ゲーマーとして当然ゲーム内に描かれたモノは現実の名作絵画より気になる。


女神石像はそのアートを見つめ、ふむふむと何か分かった気になっている表情をしている。女神は芸術が分かるようだな。


石像を描いたものが多いな。

ここの住人か?

勉強熱心でいいねぇ。こういう細かい所は好きだぜ、いつもの変な所じゃなくてな。


「おっ、これはなんだ……ピエロ?」


縦縞の黒と赤のぴっちりとしたスーツを着、口角を上げニヤリと笑っている。

星のペイント、白いメイクをしたピエロらしきものが1枚のキャンバスに描かれていた。


「こ、こいつのシュミか……いきなり違ったタイプが出てきて驚いたぞ……。まあピエロキャラってなぞの魅力あるよな」


父親は作品を褒め称える意味で画家石像にグッジョブのジェスチャーを送ってあげた。

画家石像はそれに対してお馴染みのジェスチャーで応えてくれた。

このやり取り地味に気持ちいいと言いたい。


にしてもエロいゲーム内で絵描きってこれまたシュールだよな……。何かを生み出すよりナニかを吐き出しに来る場所だし。……我ながら情けなくてくだらね……。あ、そうだ!

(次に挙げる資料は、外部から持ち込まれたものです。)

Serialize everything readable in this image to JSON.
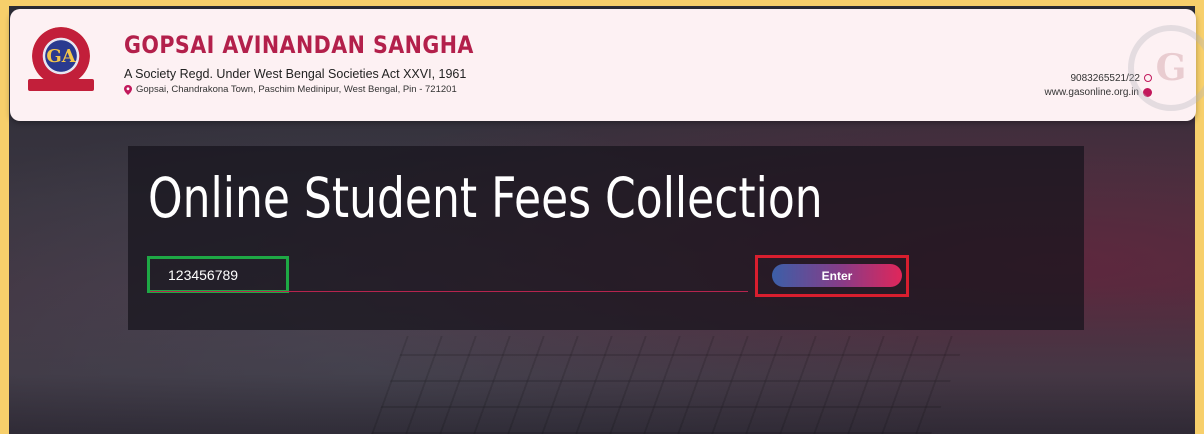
{
  "header": {
    "logo_text": "GA",
    "org_name": "GOPSAI AVINANDAN SANGHA",
    "subtitle": "A Society Regd. Under West Bengal Societies Act XXVI, 1961",
    "address": "Gopsai, Chandrakona Town, Paschim Medinipur, West Bengal, Pin - 721201",
    "phone": "9083265521/22",
    "website": "www.gasonline.org.in"
  },
  "main": {
    "title": "Online Student Fees Collection",
    "student_id_value": "123456789",
    "enter_label": "Enter"
  },
  "colors": {
    "brand": "#b3204b",
    "accent_green": "#1ea845",
    "accent_red": "#d81e2e"
  }
}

これだけ絵がうまいんだ画家石像くんに絵を描いてもらって、このステッカー知りませんか? 作戦でいこう! もう俺の腹は底の底にたどりつこうとしているぜ……。


「そうだ……ペンギンステッカーって知ってる?」


画家石像は、さぁ? と両手を広げ首を傾げている。

予想通りだよな。


「うん、ちょっとその筆借りていい?」


そう言うと画家石像はノータイムで頷いた。


こいつ人を全く疑わないな…………。実にゲームっぽい行動で良いぞ、画家石像くん。

ゲームっぽいを感じるとプレイヤー山田燕慈さんは誠に癒されるぜ。

もっと見つけたいゲームっぽい!


ふと、となりに目をやると。


とある作品をじっくりと鑑賞している女神石像がいた。


ベレー帽の石像と凛々しくて渋い男の、絵だ。


「…………」


父親の格好良さに気付いちまったか。


「んなことより、さぁてエロいゲームで、お絵描きタイムのじかんだ!!」


画家石像から筆を受け取った父親。


よーしはてェ、この筆どうやって使うんだ……。

絵の具どこ……?


受け取った筆は新品状態の白い毛、色が出るとは思えない状態のものだった。


こいつどうやってあんなカラフルを描いたんだ天才か……。いや、そもそもエロいゲームでお絵描きなんてそんな機能はない! どんな特殊なプレイのあるエロいゲームだ。俺の趣味じゃないぜ!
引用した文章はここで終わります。